My personal story
Finding out I have an anxiety disorder has been a life-changing event for me after spending what felt like a lifetime researching about anxiety disorders and how to cope with one, I found several articles, both medical and psychology oriented, that made me feel like I was embarking on this journey on my own. My goal for researching anxiety disorder was to be able to connect with other people that have similar struggles relating to anxiety or mental health. Communicating my personal stories and journaling my daily struggles has helped me tremendously by connecting me with other people, and building stronger relationships with most of my clients who are diagnosed with several mental health disorders
I have always been a shy individual and extremely nervous around strangers, and especially in crowds. I clearly recall my first anxiety attack episode. It took place while I was on a date. I found myself feeling like I couldn’t breathe, detached from reality, fearful for my life as if it was in grave danger. At that very moment, all I wanted was the ground to open up and swallow me whole. I had no explanation as to why I felt the way that I did. I ended up spending about 30 minutes in the restroom, and by the time I came back to the table, my date had left but I was not upset with anyone else but myself. I felt very embarrassed, shocked and too unstable to have any form of social life.

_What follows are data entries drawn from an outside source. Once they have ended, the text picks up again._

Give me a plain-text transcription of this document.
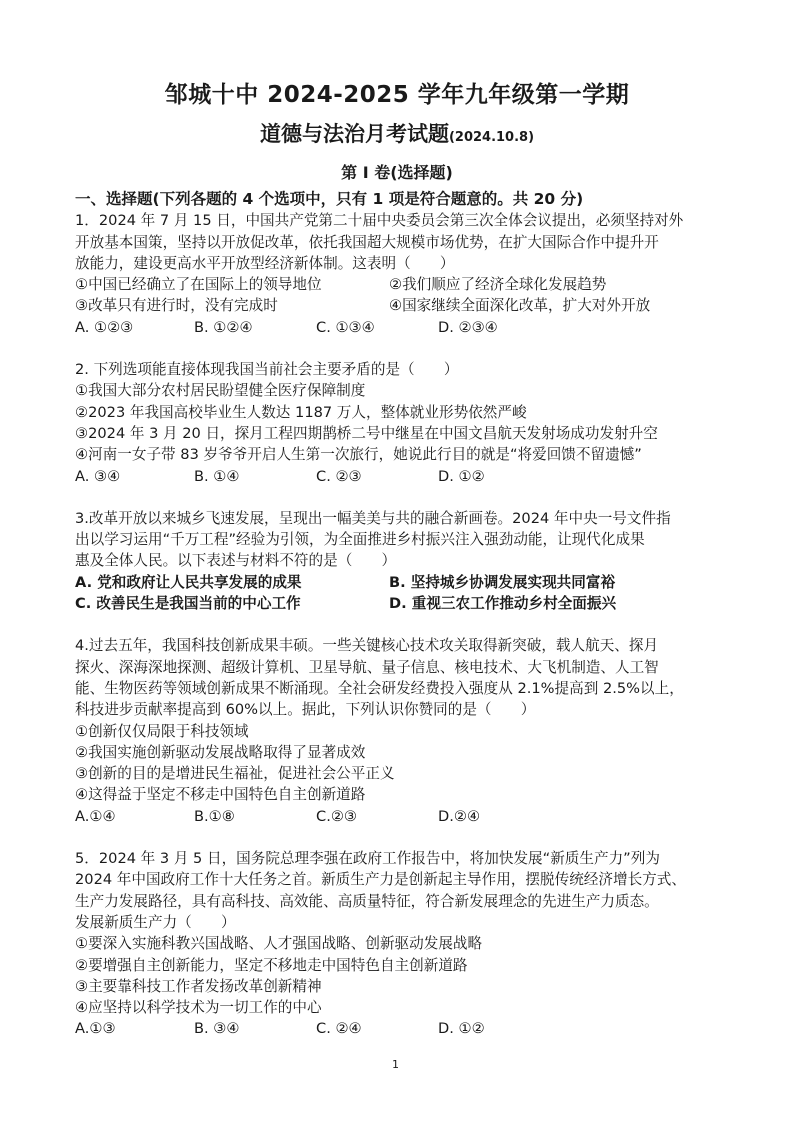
邹城十中 2024-2025 学年九年级第一学期
道德与法治月考试题(2024.10.8)
第 I 卷(选择题)

一、选择题(下列各题的 4 个选项中，只有 1 项是符合题意的。共 20 分)

1．2024 年 7 月 15 日，中国共产党第二十届中央委员会第三次全体会议提出，必须坚持对外

开放基本国策，坚持以开放促改革，依托我国超大规模市场优势，在扩大国际合作中提升开

放能力，建设更高水平开放型经济新体制。这表明（　　）

①中国已经确立了在国际上的领导地位	②我们顺应了经济全球化发展趋势
③改革只有进行时，没有完成时	④国家继续全面深化改革，扩大对外开放
A. ①②③	B. ①②④	C. ①③④	D. ②③④

2. 下列选项能直接体现我国当前社会主要矛盾的是（　　）

①我国大部分农村居民盼望健全医疗保障制度

②2023 年我国高校毕业生人数达 1187 万人，整体就业形势依然严峻

③2024 年 3 月 20 日，探月工程四期鹊桥二号中继星在中国文昌航天发射场成功发射升空

④河南一女子带 83 岁爷爷开启人生第一次旅行，她说此行目的就是“将爱回馈不留遗憾”

A. ③④	B. ①④	C. ②③	D. ①②

3.改革开放以来城乡飞速发展，呈现出一幅美美与共的融合新画卷。2024 年中央一号文件指

出以学习运用“千万工程”经验为引领，为全面推进乡村振兴注入强劲动能，让现代化成果

惠及全体人民。以下表述与材料不符的是（　　）

A. 党和政府让人民共享发展的成果	B. 坚持城乡协调发展实现共同富裕
C. 改善民生是我国当前的中心工作	D. 重视三农工作推动乡村全面振兴

4.过去五年，我国科技创新成果丰硕。一些关键核心技术攻关取得新突破，载人航天、探月

探火、深海深地探测、超级计算机、卫星导航、量子信息、核电技术、大飞机制造、人工智

能、生物医药等领域创新成果不断涌现。全社会研发经费投入强度从 2.1%提高到 2.5%以上，

科技进步贡献率提高到 60%以上。据此，下列认识你赞同的是（　　）

①创新仅仅局限于科技领域

②我国实施创新驱动发展战略取得了显著成效

③创新的目的是增进民生福祉，促进社会公平正义

④这得益于坚定不移走中国特色自主创新道路

A.①④	B.①⑧	C.②③	D.②④

5．2024 年 3 月 5 日，国务院总理李强在政府工作报告中，将加快发展“新质生产力”列为

2024 年中国政府工作十大任务之首。新质生产力是创新起主导作用，摆脱传统经济增长方式、

生产力发展路径，具有高科技、高效能、高质量特征，符合新发展理念的先进生产力质态。

发展新质生产力（　　）

①要深入实施科教兴国战略、人才强国战略、创新驱动发展战略

②要增强自主创新能力，坚定不移地走中国特色自主创新道路

③主要靠科技工作者发扬改革创新精神

④应坚持以科学技术为一切工作的中心

A.①③	B. ③④	C. ②④	D. ①②
1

It became official in 2015, when I was diagnosed with Generalized Anxiety Disorder (GAD). It was no longer a surprise to me at that point because I knew something was wrong with me but I did not want anyone knowing about. I hid it from my family because I felt ashamed and helpless. After a few months went by, I decided it was time to tell my mother about my new-found mystery ‘friend’ – GAD. The next day I had what I consider, my most epic anxiety attack episode. It lasted for hours….
I am able to manage my anxiety and live a healthy life through therapy, managing my diet, and engaging in physical and mental wellness. My main purpose for creating this blog is to connect with more people all over the world in a non-judgmental place, where anyone can share their struggles living with anxiety disorder or any form of mental health disorder, their thoughts, suggestions and helpful resources.
Who am I
My name is Chigozie and I was born and raised in Nigeria, in West Africa. I reside with my wonderful and supportive boyfriend, Maxwell. I recently received my Master’s in Psychology and I’m currently working on my Doctorate degree in clinical psychology. I work with individuals with mental health disorders. It can be very challenging some days but I love my field of work. I enjoy working out, cooking, crocheting, spending time with my family, friends and trying out new ways to improve myself. I am very ambitious, super energetic, caring and very much in love with cats.
I’m very excited to share with you guys that I no longer feel enslaved to GAD, I have found my voice and I can speak to others about it without feeling ashamed, hopeless or lonely. I am on my journey to recovery and some days are harder than others. You are cordially invited to join me on this journey. Please feel free to contact me, share your stories and ideas.
"When thinking about life, remember this: No amount of guilt can solve the past, and no amount of anxiety can change the future.”